Two Denver sheriff's deputies suspended for failing to restrain inmate who escaped at Denver Health

Mauricio Venzor-Gonzales was on run for 5 months
Posted at 2:04 PM, Nov 20, 2018
and last updated 2018-11-20 20:51:45-05

DENVER – Two Denver Sheriff Department deputies have been suspended six and 14 days respectively for their roles in allowing an attempted murder suspect to escape from custody at Denver Health in March.

Deputy Stephen Hernandez received a 14-day suspension that will begin on Dec. 31 and Deputy Jason Leyshon received a six-day suspension that will begin Dec. 26 after a review by the department’s internal affairs office. Both will not be paid during that time.

According to their disciplinary letters and the internal affairs investigation documents, both deputies had been tasked with transporting Mauricio Venzor-Gonzales, an attempted murder suspect who had been shot in November 2017, to the Correctional Care Medical Facility at Denver Health for an orthopedic appointment on March 19 of this year.

Venzor-Gonzales had been using crutches after being shot in his leg and foot months earlier, but had secretly stopped using them while in jail, video from inside the jail later showed, according to the investigation.

But on that day in March, Venzor-Gonzales was using the crutches when the two deputies went to pick him up from the Downtown Detention Center, the investigation says. There was another inmate who was also using a walker.

But both Leyshon and Hernandez decided once at the jail that because the inmates were using walking aids, they would not restrain them – though that is not in line with department policy.

The inmates were loaded into a van and taken to the sallyport at Denver Health. The deputies opened the van doors and began walking the inmates toward the entrance to the hospital, at which time Venzor-Gonzales dropped his crutches, ran to the gate, climbed over to it and ran off, according to the internal affairs investigation and statements made by the deputies.

Neither deputy originally had their radios tuned to police frequencies, however, so communicating to the police department, dispatch and the hospital that an inmate escaped proved difficult for them. A Denver Health employee was the first to call police about Venzor-Gonzales’s escape, the investigation says.

The investigation reports say that Hernandez initially continued to try and transport the other inmates inside. Leyshon got ahold of a sergeant on the radio eventually, who told him to go search for Venzor-Gonzales. Another sergeant then told Hernandez to join him.

But DPD’s helicopter was down and there was a lapse between when Venzor-Gonzales escaped and when officers were told of the escape, and Venzor-Gonzales was not captured that day.

In fact, he would not be arrested until more than five months later, when he was taken into custody Aug. 24 in Thornton. That came after a $10,000 reward was offered for his arrest.

But his escape set off a series of other events involving law enforcement. Denver police shot two men a few days later, one of whom officers believed was Venzor-Gonzales but who was not. One of those men died. The three officers involved in that shooting have since been cleared by Denver prosecutors.

Hernandez received extra punishment because of “aggravating” factors in the case, internal affairs wrote. Among them was his “lack of urgency in following the escapee,” the investigation report says.

“His reaction to the escape was to pick up the ‘bag of iron’ and casually escort the two remaining inmates into the building,” the report says. “And even after entering the building and being met by two other deputies, the lack of any urgent response to the escape continued in that Deputy Hernandez appeared to be functioning as if nothing had happened just moments before.”
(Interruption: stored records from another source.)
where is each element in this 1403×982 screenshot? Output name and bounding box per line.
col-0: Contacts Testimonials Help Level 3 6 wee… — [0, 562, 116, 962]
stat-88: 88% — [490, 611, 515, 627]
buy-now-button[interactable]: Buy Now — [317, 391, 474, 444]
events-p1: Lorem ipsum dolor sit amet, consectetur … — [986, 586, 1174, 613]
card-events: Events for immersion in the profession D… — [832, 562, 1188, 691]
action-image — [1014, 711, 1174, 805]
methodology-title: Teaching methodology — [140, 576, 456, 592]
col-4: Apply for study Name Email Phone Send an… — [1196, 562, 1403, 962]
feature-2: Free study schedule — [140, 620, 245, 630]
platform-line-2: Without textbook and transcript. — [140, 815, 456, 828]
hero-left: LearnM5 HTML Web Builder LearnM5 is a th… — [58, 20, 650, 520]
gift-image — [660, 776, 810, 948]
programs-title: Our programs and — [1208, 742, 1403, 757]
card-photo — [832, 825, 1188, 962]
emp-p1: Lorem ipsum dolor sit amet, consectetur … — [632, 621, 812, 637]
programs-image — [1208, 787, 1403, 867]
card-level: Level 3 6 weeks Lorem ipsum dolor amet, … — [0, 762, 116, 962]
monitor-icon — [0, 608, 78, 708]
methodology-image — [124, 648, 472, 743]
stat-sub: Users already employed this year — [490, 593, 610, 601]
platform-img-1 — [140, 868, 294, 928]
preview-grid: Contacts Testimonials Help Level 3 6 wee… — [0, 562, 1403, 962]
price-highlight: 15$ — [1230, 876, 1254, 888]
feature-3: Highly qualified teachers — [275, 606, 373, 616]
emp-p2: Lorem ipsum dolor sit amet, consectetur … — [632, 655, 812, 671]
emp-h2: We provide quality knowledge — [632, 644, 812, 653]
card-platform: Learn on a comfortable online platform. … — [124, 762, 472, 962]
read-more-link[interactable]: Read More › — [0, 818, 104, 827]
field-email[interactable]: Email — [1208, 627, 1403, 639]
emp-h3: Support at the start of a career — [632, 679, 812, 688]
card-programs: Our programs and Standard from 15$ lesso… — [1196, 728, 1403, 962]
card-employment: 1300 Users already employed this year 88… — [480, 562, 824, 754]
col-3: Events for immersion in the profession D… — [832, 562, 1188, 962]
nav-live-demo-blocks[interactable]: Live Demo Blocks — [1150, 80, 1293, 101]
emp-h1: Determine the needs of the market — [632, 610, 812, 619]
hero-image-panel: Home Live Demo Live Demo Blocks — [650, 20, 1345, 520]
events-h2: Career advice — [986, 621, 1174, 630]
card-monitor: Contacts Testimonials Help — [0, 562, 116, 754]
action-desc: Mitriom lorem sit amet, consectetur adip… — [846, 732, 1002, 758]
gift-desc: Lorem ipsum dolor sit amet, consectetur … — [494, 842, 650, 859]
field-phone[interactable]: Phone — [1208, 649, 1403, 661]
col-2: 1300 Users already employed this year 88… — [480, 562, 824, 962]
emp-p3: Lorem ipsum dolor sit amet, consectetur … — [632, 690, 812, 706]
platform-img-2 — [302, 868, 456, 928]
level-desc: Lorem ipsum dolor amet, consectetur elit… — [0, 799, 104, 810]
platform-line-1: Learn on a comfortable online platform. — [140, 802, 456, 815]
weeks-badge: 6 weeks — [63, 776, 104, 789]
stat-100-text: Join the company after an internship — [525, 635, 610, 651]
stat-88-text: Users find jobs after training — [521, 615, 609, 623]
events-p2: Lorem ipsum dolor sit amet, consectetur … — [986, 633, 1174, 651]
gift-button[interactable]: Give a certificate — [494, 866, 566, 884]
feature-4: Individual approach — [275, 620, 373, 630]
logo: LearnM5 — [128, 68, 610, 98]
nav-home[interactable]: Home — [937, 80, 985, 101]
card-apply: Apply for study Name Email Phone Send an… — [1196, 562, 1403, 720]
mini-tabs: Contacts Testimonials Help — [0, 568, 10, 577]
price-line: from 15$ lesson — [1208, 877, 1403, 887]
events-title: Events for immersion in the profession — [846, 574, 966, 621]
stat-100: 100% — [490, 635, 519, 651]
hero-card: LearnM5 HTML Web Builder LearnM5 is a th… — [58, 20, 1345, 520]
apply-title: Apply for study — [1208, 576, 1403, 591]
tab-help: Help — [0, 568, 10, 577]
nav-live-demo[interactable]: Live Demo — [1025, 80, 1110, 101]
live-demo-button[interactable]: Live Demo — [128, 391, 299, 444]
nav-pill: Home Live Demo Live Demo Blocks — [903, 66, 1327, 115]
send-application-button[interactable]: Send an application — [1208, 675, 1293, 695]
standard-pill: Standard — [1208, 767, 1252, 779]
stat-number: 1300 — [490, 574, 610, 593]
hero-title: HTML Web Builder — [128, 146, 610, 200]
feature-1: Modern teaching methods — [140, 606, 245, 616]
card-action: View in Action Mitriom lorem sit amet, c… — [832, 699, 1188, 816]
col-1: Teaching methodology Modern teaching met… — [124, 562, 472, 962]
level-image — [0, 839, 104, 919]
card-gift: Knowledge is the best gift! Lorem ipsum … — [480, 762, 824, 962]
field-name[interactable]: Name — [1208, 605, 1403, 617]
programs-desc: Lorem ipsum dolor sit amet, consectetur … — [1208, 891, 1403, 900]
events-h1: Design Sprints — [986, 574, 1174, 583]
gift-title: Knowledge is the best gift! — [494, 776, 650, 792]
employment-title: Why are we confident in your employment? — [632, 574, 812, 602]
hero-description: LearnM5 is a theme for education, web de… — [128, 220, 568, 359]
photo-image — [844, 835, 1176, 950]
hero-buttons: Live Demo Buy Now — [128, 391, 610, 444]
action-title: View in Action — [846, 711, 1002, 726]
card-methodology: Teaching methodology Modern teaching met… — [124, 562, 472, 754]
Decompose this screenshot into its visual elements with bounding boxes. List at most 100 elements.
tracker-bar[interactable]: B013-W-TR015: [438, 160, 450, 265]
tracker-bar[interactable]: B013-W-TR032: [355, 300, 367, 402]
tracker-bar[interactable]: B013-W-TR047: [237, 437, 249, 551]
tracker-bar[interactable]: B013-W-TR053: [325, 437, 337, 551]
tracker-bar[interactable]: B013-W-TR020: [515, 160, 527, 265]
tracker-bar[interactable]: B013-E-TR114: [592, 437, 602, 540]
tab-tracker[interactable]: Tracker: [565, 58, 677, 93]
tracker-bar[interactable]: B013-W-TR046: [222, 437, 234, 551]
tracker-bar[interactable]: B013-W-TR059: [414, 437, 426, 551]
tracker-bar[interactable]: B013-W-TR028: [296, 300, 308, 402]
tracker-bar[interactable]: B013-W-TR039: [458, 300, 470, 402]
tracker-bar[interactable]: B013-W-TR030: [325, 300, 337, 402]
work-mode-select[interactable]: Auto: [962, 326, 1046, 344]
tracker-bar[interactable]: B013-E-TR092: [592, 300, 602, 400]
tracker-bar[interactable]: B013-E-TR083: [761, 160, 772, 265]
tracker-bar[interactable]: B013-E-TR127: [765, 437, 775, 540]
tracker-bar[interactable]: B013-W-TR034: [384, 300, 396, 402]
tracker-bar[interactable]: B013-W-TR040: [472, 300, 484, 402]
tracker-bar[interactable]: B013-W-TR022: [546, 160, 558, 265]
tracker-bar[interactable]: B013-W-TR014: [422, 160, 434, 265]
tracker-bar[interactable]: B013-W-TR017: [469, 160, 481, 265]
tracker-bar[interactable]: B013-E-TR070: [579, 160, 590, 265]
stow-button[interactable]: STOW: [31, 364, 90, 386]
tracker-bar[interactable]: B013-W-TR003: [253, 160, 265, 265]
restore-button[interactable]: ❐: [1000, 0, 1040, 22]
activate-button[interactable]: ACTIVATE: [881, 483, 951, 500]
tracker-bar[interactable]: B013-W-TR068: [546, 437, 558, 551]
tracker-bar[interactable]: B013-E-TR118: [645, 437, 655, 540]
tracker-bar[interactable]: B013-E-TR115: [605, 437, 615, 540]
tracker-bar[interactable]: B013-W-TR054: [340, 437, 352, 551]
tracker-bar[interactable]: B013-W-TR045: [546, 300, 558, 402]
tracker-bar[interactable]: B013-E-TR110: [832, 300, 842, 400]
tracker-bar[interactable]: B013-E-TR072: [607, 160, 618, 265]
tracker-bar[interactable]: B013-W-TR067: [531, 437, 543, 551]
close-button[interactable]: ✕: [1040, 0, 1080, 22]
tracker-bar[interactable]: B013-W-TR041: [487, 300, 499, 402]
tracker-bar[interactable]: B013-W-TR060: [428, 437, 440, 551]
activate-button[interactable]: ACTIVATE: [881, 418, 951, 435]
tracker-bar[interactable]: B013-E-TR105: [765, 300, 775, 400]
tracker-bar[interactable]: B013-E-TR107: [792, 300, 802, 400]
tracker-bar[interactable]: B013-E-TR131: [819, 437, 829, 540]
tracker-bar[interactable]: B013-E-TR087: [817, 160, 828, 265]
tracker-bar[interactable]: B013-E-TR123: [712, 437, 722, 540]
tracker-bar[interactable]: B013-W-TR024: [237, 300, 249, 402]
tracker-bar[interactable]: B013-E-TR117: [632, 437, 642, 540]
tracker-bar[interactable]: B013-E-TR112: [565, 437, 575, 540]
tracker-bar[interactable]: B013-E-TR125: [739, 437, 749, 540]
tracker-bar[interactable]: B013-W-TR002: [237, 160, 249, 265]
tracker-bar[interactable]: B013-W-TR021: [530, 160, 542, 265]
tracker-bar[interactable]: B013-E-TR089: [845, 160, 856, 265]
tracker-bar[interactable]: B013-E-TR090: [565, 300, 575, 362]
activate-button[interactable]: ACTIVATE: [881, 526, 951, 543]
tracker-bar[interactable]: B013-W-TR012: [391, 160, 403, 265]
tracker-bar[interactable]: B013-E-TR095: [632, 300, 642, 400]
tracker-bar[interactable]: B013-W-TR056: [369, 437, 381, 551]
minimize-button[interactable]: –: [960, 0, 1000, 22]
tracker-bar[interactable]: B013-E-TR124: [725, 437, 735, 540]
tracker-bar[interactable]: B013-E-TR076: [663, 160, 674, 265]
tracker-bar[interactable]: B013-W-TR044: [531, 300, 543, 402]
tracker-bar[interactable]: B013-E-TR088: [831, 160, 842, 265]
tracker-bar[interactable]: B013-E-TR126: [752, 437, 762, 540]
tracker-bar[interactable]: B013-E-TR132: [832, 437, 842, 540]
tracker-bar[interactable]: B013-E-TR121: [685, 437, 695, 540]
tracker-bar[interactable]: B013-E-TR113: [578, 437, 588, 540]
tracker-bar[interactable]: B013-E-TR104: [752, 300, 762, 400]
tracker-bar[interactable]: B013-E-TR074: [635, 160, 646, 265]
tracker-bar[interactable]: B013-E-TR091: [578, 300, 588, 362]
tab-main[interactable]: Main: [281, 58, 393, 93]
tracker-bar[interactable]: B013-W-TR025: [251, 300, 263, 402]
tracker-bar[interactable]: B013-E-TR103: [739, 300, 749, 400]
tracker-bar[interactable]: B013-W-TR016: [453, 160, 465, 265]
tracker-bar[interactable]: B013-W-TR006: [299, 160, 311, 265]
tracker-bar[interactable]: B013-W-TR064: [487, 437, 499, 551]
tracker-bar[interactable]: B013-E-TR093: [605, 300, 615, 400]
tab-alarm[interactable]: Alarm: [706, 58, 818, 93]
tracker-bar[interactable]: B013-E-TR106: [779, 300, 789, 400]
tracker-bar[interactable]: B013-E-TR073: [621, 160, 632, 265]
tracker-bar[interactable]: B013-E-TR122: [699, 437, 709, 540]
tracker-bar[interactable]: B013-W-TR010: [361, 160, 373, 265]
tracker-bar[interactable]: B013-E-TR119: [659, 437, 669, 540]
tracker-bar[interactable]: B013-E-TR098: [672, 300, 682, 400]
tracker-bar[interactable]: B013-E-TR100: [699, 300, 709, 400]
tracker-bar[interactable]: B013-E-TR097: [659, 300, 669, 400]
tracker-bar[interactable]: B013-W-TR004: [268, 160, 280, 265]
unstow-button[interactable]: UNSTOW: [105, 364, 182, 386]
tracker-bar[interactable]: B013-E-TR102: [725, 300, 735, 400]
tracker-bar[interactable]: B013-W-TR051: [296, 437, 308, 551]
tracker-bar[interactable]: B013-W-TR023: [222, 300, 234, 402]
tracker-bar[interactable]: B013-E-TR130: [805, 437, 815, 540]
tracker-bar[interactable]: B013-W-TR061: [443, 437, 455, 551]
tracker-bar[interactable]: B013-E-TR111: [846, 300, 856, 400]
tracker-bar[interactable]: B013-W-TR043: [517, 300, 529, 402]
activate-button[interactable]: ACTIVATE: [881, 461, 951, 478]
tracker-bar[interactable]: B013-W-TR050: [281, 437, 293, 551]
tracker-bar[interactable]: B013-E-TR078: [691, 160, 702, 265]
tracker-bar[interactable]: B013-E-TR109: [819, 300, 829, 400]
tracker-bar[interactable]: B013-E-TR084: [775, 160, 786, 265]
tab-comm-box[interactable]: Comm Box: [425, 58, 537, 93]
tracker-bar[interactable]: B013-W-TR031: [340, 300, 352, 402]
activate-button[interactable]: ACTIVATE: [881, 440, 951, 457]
Leyshon received mitigating factors that led to his six-day suspension for failure to perform deputies. Both deputies were found to have violated department policies on restraints, radio communications and escapes.

In a statement from the Denver Sheriff Department, the department said that after the escape, it reviewed its procedures and made changes.

“Earlier this year, the escape of an inmate while being transported for treatment to the Denver Health Medical Facility prompted a review of department procedures. As a result, several changes were made to policy that clarified and provided additional guidance to staff when transporting inmates outside of the facility,” the statement says.

“Additional training was also provided to reinforce those changes. As you know, the Deputies involved were disciplined. In addition, we have also worked in collaboration with Denver Health to make structural modifications. The safety of our staff, inmates and our community remains a top priority and we are committed to continuously review all aspects of our operations to ensure those priorities are met.”